AT&T CEO Randall Stephenson, who was also at the meeting, said in a statement that a deal "will require a compromise involving an increase in both tax rates and revenue."
Goldman Sachs Chief Executive Lloyd Blankfein, meanwhile, told CNN after the meeting that "if we had to lift up the marginal rate, I would do that."
When asked Wednesday about increasing support among wealthy executives for higher taxes on the rich, Republicans on Capitol Hill showed no signs of letting up.
Sen. John Thune (R-S.D.) said he had not heard the CEOs' remarks this week but insisted he would not support rate increases. He would rather see revenue generated through capping deductions, he told The Huffington Post.
"The reason deductions is a more attractive way to do this is because it doesn't hit small businesses nearly as hard as rate increases do," Thune said. "That is a concern to me, because ultimately what we need to be thinking about is economic growth.
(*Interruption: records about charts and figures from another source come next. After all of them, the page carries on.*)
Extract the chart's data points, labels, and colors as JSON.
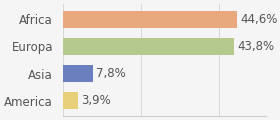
{
  "categories": [
    "Africa",
    "Europa",
    "Asia",
    "America"
  ],
  "values": [
    44.6,
    43.8,
    7.8,
    3.9
  ],
  "labels": [
    "44,6%",
    "43,8%",
    "7,8%",
    "3,9%"
  ],
  "bar_colors": [
    "#e8a97e",
    "#b5c98e",
    "#6b7fbf",
    "#e8d07a"
  ],
  "background_color": "#f5f5f5",
  "xlim": [
    0,
    52
  ],
  "bar_height": 0.62,
  "label_fontsize": 8.5,
  "tick_fontsize": 8.5
}
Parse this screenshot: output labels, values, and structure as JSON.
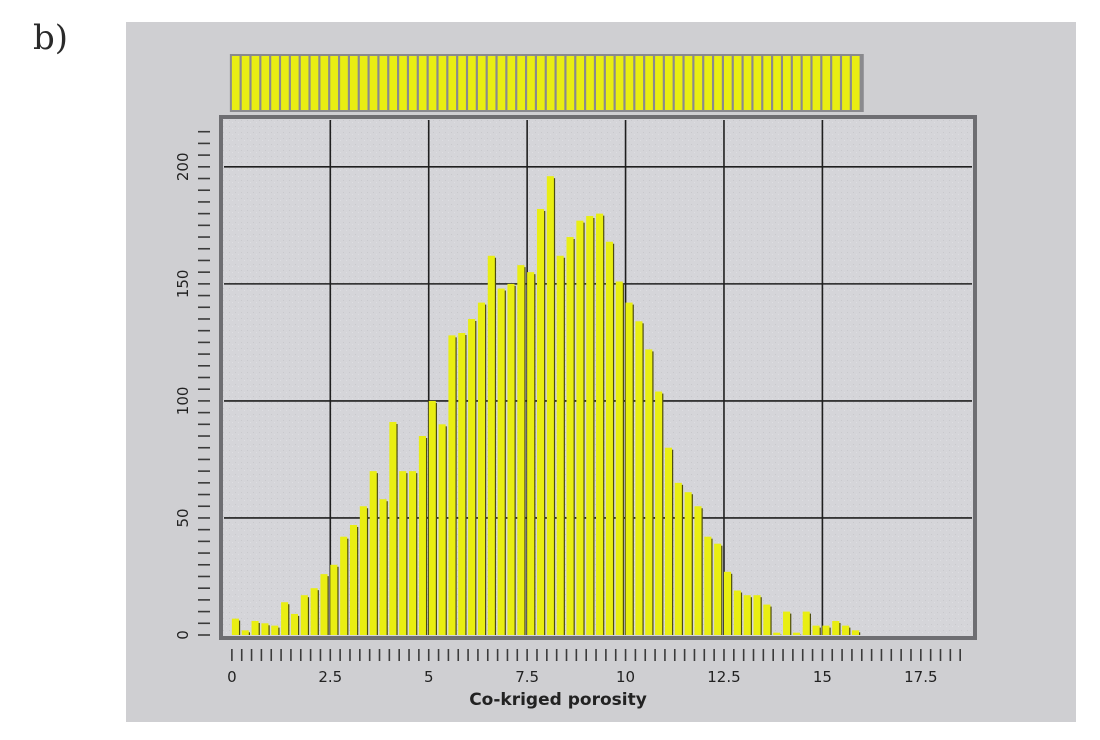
{
  "panel_label": "b)",
  "colors": {
    "bar_fill": "#e9ee12",
    "bar_shadow": "#4d4d10",
    "figure_bg": "#cfcfd2",
    "plot_bg": "#d6d6da",
    "grid": "#1f1f1f"
  },
  "chart_data": {
    "type": "bar",
    "xlabel": "Co-kriged porosity",
    "ylabel": "",
    "bin_width": 0.25,
    "x_start": 0,
    "xlim": [
      -0.2,
      18.8
    ],
    "ylim": [
      0,
      220
    ],
    "x_ticks": [
      0,
      2.5,
      5,
      7.5,
      10,
      12.5,
      15,
      17.5
    ],
    "x_tick_labels": [
      "0",
      "2.5",
      "5",
      "7.5",
      "10",
      "12.5",
      "15",
      "17.5"
    ],
    "y_ticks": [
      0,
      50,
      100,
      150,
      200
    ],
    "y_tick_labels": [
      "0",
      "50",
      "100",
      "150",
      "200"
    ],
    "x_grid": [
      2.5,
      5,
      7.5,
      10,
      12.5,
      15
    ],
    "y_grid": [
      50,
      100,
      150,
      200
    ],
    "grid": true,
    "values": [
      7,
      2,
      6,
      5,
      4,
      14,
      9,
      17,
      20,
      26,
      30,
      42,
      47,
      55,
      70,
      58,
      91,
      70,
      70,
      85,
      100,
      90,
      128,
      129,
      135,
      142,
      162,
      148,
      150,
      158,
      155,
      182,
      196,
      162,
      170,
      177,
      179,
      180,
      168,
      151,
      142,
      134,
      122,
      104,
      80,
      65,
      61,
      55,
      42,
      39,
      27,
      19,
      17,
      17,
      13,
      1,
      10,
      1,
      10,
      4,
      4,
      6,
      4,
      2
    ]
  }
}
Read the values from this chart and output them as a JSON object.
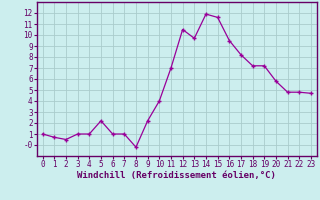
{
  "x": [
    0,
    1,
    2,
    3,
    4,
    5,
    6,
    7,
    8,
    9,
    10,
    11,
    12,
    13,
    14,
    15,
    16,
    17,
    18,
    19,
    20,
    21,
    22,
    23
  ],
  "y": [
    1.0,
    0.7,
    0.5,
    1.0,
    1.0,
    2.2,
    1.0,
    1.0,
    -0.2,
    2.2,
    4.0,
    7.0,
    10.5,
    9.7,
    11.9,
    11.6,
    9.5,
    8.2,
    7.2,
    7.2,
    5.8,
    4.8,
    4.8,
    4.7
  ],
  "line_color": "#990099",
  "marker": "+",
  "bg_color": "#cceeee",
  "grid_color": "#aacccc",
  "xlabel": "Windchill (Refroidissement éolien,°C)",
  "xlim": [
    -0.5,
    23.5
  ],
  "ylim": [
    -1,
    13
  ],
  "yticks": [
    0,
    1,
    2,
    3,
    4,
    5,
    6,
    7,
    8,
    9,
    10,
    11,
    12
  ],
  "ytick_labels": [
    "-0",
    "1",
    "2",
    "3",
    "4",
    "5",
    "6",
    "7",
    "8",
    "9",
    "10",
    "11",
    "12"
  ],
  "xticks": [
    0,
    1,
    2,
    3,
    4,
    5,
    6,
    7,
    8,
    9,
    10,
    11,
    12,
    13,
    14,
    15,
    16,
    17,
    18,
    19,
    20,
    21,
    22,
    23
  ],
  "tick_label_fontsize": 5.5,
  "xlabel_fontsize": 6.5,
  "axis_color": "#660066",
  "spine_color": "#660066"
}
Do our policies inhibit or facilitate economic growth? And rate increases on small businesses are going to be counterproductive in terms of growing the economy and creating jobs."
Sen. Marco Rubio (R-Fla.) struck a similar chord with respect to rates, saying he would not support any deal allowing tax rates for the top two percent to expire.
"I'm deeply concerned that raising rates or further complicating the tax code is going to make it harder for us to generate the revenue we need to get out of this hole that we're in," Rubio said in an interview. "To me, it's not about a pledge -- it isn't about protecting millionaires and billionaires. It's about creating new taxpayers, because that's the only way we're going to get out of this."
But Sen. Dan Coats (R-Ind.) was slightly more flexible. While he reiterated the need for comprehensive tax reform, the senator acknowledged that he did not think restructuring the tax code would be possible before the end of this year, when the Bush-era tax cuts are set to expire.
"It's very hard to see that we can get that done in a quick two to three week process here. So I'm hoping that whatever comes down will have enforceable instructions that certain goals must be reached through comprehensive tax reform at a date certain in 2013," Coats told HuffPost. "To cherry-pick right now on tax would be -- what we'd have to do is come back and revisit and revise, and we need more certainty."
Sen. John McCain (R-Ariz.) said he did not want to deal in hypotheticals, but added that he has been considering the opinions of a wide variety of sources. Asked about executives expressing a willingness to see their rates go up, he responded, "I am always glad to receive advice … I can't speculate on what might happen, [but] I have some confidence in the Speaker and Sen. McConnell in arriving at a resolution."
Still, some Republicans have broken with their party and indicated their support for accepting President Barack Obama's proposal to extend tax cuts only for the first $250,000 of income. Last week, Rep. Tom Cole (R-Okla.) urged fellow Republicans to agree to the president's tax plan, and since then a number of Republicans have made similar statements, including Sen. Olympia Snowe (R-Maine.), Sen. Tom Coburn (R-Okla.), Rep. Kay Granger (R-Texas) and Rep. Robert Dold (R-Ill.).